Hieronder vindt u een korte feedback van de algemene conclusie van het webinar, door de heer Philippe Lejeune (Universiteit van Luik – Gembloux Agro Bio tech).

Momenteel gebruikt men twee grote informatiebronnen in het onderzoek naar de teledetectie van bossen.

De Sentinel- en voornamelijk Sentinel-2-gegevens (die worden verstrekt door de Europese Ruimteagentschap, ESA) zijn gratis beschikbaar. Deze gegevens worden om de 5 dagen bijgewerkt, hebben een resolutie van 10 m en een groot aantal spectrale banden. Deze gegevensbron is ideaal voor teledetectie van zeer grote gebieden. Het is echter cruciaal de meest recente referentiegegevens te hebben, anders neemt de nauwkeurigheid van de modellen enorm af.

Voor bepaalde toepassingen waarbij een fijnere resolutie is vereist (minder dan 10 m), is het noodzakelijk om LiDAR-gegevens (Light Detection And Ranging) te gebruiken. In tegenstelling tot Sentinel-gegevens is het verzamelen van LiDAR-gegevens vrij complex. In Wallonië worden de gegevens voor het onderzoek gelukkig verstrekt door het Waalse Gewest. In Frankrijk daarentegen moeten ze worden aangekocht de vragende partij en zijn ze vaak erg duur. Ze bieden weliswaar gedetailleerde informatie over de driedimensionale structuur van het bos tot op “boom”-niveau, en zelfs kleiner. Net als bij het gebruik van Sentinel-gegevens vergt ook het gebruik van Lidar-gegevens een goede vakkennis om ze juist te kunnen verwerken. De finale kaarten zijn dan ook van goede kwaliteit en zo kunnen we vandaag houtige en lineaire elementen zoals heggen nauwkeurig afbakenen; zelfs verspreid staande groepen bomen kunnen afgebakend worden (bv. voor jonge populierenaanplantingen).

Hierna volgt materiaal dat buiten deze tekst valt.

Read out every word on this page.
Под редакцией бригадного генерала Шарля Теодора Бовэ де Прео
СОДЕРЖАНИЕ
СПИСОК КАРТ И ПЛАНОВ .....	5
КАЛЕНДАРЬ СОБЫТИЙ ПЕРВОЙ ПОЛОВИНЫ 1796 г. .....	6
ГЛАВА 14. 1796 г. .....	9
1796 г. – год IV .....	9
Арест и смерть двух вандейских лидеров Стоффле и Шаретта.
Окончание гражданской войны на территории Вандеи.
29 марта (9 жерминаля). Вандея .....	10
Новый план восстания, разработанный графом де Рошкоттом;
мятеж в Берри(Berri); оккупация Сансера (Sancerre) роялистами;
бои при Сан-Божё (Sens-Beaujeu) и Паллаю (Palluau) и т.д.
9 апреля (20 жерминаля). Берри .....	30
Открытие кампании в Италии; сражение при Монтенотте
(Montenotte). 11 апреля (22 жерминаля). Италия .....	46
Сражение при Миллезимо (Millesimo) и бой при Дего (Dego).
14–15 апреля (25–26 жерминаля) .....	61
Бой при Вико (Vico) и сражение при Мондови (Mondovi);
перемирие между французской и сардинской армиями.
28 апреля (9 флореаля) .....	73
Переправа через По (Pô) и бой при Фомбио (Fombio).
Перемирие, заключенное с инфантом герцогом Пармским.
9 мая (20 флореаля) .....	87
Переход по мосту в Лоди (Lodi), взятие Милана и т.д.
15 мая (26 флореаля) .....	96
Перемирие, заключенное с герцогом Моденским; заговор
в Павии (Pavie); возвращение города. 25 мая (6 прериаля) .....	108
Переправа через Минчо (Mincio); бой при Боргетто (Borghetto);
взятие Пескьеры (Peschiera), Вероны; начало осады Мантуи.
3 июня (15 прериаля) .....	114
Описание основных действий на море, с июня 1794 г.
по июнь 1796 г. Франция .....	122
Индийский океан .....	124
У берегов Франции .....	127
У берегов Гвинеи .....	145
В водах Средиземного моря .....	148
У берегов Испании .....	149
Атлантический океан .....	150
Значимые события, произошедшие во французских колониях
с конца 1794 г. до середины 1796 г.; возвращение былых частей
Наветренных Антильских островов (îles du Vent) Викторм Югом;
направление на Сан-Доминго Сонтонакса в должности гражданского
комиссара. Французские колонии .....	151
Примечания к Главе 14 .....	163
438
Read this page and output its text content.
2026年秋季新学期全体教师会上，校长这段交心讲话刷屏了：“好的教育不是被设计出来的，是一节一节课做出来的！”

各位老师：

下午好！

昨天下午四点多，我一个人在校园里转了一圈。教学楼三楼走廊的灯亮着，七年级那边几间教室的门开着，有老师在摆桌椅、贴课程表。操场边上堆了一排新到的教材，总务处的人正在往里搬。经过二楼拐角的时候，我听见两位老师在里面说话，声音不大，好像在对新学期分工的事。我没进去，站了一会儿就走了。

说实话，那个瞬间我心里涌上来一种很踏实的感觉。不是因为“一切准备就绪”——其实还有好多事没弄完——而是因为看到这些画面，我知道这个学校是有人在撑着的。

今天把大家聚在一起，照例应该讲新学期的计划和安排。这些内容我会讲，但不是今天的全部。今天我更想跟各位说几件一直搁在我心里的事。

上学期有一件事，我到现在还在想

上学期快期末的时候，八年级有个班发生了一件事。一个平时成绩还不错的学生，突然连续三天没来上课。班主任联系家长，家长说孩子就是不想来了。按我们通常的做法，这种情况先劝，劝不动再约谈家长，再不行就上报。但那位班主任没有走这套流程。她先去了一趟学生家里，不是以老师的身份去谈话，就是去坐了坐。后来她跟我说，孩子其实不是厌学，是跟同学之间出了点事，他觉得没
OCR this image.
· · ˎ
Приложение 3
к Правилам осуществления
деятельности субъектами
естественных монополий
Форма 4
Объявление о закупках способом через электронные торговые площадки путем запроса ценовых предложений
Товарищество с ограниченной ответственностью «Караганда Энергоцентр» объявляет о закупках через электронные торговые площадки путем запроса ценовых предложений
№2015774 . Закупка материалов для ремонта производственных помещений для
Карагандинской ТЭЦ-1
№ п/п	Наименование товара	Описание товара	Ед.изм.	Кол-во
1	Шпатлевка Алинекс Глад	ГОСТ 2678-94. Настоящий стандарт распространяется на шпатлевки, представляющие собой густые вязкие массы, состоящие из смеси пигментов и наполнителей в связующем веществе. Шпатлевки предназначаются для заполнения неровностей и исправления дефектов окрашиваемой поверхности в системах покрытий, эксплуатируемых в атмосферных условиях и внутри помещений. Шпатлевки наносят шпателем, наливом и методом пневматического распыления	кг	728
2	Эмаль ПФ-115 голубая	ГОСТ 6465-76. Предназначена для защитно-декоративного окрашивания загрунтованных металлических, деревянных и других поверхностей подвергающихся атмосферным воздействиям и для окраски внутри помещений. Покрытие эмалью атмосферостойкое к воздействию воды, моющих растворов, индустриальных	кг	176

Er bestaan echter nog andere gegevensbronnen, zoals fotogrammetrische luchtfoto’s, die eveneens 3D-informatie verschaffen.

Tijdens dit seminarie werden verschillende toepassingen van die gegevens voorgesteld, zoals het gebruik ervan door beheerders in geval van natuurrampen of sanitaire crisissen. Met deze teledetectiegegevens kan immers de evolutie van plagen of ziektes in bossen worden opgevolgd, bv. de aantasting van sparren door schorskevers of de sanitaire problemen bij kastanjebomen.

Momenteel evolueert de theoretische ontwikkeling langzaam naar een meer toegepast gebruik zoals aangetoond tijdens de presentaties van het Office national des forêts (ONF) en Forêt Pro Bos. In de nabije toekomst zal deze evolutie bosbeheerders concreet kunnen helpen om diverse uitdagingen het hoofd te bieden.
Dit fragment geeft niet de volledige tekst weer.